Stoner did not move from his watch. Within half an hour he heard Lomax's slow, shuffling ascent of the stairway and saw him go once more past his office. He waited until he heard the door down the hall close; then he nodded to himself, got up, and went home.

It was some weeks later that Stoner learned from Finch himself what happened that afternoon when Lomax stormed into his office. Lomax complained bitterly about Stoner's behavior, described how he was teaching what amounted to his senior course in Middle English to his freshman class, and demanded that Finch take disciplinary measures. There was a moment of silence. Finch started to say something, and then he burst out laughing. He laughed for a long time, every now and then trying to say something that was pushed back by laughter. Finally he quieted, apologized to Lomax for his outburst, and said, "He's got you, Holly; don't you see that? He's not about to let go, and there's not a damn thing you can do. You want me to do the job for you? How do you think that would look—a dean meddling in how a senior member of the department teaches his classes, and meddling at the instigation of the department chairman himself? No, sir. You take care of it yourself, the best way you can. But you really don't have much choice, do you?"

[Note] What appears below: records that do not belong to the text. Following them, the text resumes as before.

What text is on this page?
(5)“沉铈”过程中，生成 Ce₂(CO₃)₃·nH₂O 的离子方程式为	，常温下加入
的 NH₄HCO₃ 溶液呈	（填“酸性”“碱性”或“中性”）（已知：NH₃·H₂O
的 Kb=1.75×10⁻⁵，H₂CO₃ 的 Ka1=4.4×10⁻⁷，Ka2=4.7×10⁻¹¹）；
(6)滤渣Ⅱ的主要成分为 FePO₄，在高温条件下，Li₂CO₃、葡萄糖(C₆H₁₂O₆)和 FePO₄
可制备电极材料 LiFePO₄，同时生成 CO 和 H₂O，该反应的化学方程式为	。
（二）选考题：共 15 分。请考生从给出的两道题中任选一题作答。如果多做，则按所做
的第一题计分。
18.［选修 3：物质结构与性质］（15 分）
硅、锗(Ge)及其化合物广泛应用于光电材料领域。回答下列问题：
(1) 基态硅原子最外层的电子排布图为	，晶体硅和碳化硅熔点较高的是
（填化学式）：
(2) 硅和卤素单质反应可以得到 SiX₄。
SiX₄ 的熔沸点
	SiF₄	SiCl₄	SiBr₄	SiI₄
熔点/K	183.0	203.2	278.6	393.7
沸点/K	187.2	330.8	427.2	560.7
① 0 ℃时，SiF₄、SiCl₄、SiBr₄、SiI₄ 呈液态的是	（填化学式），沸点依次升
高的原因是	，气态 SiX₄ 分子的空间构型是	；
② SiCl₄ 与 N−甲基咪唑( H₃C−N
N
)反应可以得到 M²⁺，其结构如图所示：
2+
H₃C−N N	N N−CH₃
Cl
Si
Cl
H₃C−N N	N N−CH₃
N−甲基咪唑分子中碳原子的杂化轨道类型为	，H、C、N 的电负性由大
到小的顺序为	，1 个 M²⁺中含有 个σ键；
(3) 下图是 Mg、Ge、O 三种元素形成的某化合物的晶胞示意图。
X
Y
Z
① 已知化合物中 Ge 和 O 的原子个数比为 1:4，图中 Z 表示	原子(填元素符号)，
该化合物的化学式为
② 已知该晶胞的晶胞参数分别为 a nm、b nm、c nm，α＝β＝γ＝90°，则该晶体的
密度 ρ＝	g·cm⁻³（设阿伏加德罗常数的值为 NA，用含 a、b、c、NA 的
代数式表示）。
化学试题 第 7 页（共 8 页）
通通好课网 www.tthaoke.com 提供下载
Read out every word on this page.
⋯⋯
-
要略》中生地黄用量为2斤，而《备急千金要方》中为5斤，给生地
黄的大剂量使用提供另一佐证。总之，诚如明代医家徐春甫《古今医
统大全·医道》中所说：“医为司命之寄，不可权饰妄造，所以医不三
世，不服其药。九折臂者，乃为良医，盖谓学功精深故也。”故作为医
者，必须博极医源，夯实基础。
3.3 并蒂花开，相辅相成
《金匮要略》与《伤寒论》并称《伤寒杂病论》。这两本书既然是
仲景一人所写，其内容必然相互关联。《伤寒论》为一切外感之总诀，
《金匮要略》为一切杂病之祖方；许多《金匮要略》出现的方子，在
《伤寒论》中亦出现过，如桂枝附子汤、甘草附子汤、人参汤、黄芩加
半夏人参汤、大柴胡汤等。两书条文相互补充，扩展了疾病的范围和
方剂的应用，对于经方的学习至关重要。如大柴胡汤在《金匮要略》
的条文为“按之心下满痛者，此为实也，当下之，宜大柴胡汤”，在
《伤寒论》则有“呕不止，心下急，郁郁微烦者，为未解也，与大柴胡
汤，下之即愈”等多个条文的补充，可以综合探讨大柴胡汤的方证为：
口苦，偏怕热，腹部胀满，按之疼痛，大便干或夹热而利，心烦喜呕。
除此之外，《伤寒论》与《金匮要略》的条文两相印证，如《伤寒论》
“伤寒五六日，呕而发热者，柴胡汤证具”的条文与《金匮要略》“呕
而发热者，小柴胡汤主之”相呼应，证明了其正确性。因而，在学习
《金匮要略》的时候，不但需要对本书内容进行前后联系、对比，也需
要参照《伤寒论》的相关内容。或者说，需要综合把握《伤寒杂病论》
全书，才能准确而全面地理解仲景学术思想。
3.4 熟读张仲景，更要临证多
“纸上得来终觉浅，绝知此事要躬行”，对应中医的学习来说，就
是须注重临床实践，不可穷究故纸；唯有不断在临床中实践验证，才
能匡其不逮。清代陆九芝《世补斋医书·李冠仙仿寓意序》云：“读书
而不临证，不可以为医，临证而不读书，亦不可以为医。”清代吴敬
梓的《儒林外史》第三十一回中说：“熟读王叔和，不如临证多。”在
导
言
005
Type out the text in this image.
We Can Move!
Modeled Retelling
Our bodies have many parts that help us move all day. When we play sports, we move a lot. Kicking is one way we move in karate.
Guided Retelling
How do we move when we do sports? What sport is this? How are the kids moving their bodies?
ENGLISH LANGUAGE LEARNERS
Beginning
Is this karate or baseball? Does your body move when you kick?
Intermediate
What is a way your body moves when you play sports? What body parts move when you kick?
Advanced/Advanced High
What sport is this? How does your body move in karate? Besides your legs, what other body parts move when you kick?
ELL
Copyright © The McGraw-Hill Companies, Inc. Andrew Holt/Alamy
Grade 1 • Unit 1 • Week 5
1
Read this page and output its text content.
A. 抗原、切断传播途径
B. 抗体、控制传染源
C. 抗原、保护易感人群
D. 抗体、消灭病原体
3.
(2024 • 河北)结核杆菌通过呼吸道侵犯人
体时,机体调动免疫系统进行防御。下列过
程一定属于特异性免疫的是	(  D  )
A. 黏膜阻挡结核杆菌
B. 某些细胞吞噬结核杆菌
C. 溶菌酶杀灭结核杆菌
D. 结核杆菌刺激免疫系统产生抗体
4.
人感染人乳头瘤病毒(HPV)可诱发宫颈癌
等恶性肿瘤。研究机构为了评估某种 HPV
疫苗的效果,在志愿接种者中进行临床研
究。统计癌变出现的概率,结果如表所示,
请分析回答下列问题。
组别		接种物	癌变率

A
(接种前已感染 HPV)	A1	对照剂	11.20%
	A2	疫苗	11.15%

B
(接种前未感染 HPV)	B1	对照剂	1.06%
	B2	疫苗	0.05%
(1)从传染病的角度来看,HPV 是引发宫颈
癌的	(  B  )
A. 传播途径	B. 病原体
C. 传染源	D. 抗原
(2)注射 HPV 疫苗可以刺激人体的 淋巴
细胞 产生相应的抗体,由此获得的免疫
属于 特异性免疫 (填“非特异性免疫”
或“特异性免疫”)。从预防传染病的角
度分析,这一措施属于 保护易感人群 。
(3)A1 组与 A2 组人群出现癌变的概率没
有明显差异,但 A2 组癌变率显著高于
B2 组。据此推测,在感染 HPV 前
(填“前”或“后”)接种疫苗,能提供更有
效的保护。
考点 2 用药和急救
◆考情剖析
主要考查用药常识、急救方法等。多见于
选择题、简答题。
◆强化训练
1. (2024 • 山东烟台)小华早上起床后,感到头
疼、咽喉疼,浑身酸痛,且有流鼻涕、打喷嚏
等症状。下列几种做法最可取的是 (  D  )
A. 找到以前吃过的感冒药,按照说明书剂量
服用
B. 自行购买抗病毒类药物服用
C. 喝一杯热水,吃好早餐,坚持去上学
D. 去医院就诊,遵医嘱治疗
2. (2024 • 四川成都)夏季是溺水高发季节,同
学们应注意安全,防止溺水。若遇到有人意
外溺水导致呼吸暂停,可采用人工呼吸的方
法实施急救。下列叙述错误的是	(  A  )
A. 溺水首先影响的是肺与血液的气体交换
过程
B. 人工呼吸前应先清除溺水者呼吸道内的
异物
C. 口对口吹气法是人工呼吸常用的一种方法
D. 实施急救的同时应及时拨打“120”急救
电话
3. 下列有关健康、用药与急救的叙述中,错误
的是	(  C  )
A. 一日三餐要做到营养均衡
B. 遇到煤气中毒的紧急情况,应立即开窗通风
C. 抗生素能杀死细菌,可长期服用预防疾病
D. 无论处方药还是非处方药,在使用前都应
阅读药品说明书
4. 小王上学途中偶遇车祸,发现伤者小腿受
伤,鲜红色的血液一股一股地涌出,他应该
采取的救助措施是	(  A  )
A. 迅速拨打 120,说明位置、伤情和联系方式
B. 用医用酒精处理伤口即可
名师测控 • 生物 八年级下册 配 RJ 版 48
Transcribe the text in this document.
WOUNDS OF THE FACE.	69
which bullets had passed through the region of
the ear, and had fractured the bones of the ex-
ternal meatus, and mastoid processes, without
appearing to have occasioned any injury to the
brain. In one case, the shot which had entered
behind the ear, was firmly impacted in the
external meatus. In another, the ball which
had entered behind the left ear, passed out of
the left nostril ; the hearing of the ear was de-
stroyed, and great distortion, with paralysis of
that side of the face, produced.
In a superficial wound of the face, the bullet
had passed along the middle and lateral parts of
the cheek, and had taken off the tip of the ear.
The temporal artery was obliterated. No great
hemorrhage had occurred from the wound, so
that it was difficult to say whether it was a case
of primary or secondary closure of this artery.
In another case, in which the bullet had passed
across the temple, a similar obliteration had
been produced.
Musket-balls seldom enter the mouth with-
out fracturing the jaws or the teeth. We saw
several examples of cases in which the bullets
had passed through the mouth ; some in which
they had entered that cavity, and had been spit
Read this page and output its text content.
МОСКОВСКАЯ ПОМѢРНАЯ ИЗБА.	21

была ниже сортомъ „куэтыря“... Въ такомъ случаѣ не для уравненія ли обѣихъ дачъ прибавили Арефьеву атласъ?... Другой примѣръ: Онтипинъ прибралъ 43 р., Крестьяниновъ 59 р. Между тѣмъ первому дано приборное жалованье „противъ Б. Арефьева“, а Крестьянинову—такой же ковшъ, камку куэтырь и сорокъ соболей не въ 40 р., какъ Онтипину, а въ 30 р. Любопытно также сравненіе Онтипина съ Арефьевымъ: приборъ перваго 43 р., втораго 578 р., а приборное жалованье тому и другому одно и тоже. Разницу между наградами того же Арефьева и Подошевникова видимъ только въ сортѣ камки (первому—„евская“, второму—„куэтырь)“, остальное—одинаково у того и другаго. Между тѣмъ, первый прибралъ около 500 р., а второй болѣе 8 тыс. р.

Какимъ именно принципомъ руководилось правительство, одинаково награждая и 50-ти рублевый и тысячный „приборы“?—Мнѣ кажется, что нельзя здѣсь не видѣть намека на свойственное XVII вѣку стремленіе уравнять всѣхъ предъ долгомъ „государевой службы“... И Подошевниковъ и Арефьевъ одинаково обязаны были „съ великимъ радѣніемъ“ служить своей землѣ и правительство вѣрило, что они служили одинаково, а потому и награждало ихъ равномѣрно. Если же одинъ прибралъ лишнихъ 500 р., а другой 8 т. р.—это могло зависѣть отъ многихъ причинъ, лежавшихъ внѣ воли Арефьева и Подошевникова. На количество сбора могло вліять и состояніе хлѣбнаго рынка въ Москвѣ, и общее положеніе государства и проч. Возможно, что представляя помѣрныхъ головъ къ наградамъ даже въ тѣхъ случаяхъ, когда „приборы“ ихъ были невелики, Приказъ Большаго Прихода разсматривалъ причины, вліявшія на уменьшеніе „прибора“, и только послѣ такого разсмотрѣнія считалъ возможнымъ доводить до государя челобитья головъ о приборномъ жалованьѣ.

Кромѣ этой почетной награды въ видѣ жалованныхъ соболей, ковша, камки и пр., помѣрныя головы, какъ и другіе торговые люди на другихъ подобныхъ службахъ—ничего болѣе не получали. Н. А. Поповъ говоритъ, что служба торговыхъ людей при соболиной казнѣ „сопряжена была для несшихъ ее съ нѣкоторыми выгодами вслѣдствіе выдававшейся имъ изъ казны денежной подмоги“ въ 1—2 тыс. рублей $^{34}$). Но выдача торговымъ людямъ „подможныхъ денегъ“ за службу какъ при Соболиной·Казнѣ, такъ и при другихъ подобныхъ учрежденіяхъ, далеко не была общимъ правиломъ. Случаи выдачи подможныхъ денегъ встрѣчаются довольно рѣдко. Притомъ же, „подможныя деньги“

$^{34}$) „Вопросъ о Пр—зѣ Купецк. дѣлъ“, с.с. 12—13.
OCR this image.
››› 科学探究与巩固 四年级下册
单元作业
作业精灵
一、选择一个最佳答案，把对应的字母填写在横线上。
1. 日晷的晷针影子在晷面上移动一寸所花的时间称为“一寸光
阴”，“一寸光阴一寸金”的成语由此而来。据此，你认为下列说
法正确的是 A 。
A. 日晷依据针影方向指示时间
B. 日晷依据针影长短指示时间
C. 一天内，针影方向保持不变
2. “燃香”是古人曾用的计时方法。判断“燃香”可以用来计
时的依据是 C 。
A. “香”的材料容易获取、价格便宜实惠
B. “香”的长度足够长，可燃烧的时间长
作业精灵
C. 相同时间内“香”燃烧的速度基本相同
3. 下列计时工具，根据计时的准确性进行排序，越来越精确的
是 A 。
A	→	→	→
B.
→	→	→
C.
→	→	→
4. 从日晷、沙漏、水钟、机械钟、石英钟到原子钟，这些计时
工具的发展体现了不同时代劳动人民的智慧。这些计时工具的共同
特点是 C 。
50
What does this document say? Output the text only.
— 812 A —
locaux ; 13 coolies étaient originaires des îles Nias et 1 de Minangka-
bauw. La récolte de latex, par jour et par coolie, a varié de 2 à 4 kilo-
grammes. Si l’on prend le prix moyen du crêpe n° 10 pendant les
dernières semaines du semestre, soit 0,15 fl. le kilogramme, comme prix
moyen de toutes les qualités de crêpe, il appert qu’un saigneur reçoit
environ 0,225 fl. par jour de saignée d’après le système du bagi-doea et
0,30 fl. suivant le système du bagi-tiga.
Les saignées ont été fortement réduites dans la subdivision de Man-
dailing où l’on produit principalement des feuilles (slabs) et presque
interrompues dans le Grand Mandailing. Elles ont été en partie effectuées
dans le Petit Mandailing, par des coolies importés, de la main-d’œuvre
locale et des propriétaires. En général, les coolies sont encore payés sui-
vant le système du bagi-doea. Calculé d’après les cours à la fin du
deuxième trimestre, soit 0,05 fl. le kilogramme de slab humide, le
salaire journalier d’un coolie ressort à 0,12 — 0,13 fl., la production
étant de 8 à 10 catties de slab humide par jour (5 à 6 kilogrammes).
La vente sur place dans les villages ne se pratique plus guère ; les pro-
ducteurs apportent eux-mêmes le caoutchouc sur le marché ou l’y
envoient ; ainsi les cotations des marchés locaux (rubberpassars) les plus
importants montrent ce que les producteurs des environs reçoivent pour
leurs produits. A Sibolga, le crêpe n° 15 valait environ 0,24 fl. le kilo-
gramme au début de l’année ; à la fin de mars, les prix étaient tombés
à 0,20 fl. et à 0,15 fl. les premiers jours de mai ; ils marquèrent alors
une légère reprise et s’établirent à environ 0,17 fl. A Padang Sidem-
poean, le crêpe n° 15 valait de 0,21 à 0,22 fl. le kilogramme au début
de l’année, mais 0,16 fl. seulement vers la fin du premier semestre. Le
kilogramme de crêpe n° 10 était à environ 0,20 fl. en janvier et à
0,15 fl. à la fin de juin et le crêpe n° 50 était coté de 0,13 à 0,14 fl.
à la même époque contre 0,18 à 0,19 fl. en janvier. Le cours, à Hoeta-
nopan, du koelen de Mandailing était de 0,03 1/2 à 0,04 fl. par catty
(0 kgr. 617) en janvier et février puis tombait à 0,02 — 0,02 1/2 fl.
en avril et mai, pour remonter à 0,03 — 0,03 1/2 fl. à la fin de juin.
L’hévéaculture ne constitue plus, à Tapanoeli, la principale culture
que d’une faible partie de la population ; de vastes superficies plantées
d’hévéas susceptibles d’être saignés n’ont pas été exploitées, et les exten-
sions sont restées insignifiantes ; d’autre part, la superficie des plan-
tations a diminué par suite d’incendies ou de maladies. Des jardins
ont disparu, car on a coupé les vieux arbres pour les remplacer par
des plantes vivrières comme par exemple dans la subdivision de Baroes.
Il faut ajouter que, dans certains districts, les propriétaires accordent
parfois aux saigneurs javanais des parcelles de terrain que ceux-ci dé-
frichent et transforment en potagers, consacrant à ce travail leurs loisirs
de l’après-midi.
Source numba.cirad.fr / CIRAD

Two weeks after that conversation Stoner received a memo from Lomax's office which informed him that his schedule for the next semester was changed, that he would teach his old graduate seminar on the Latin Tradition and Renaissance Literature, a senior and graduate course in Middle English language and literature, a sophomore literature survey, and one section of freshman composition.

It was a triumph in a way, but one of which he always remained amusedly contemptuous, as if it were a victory won by boredom and indifference.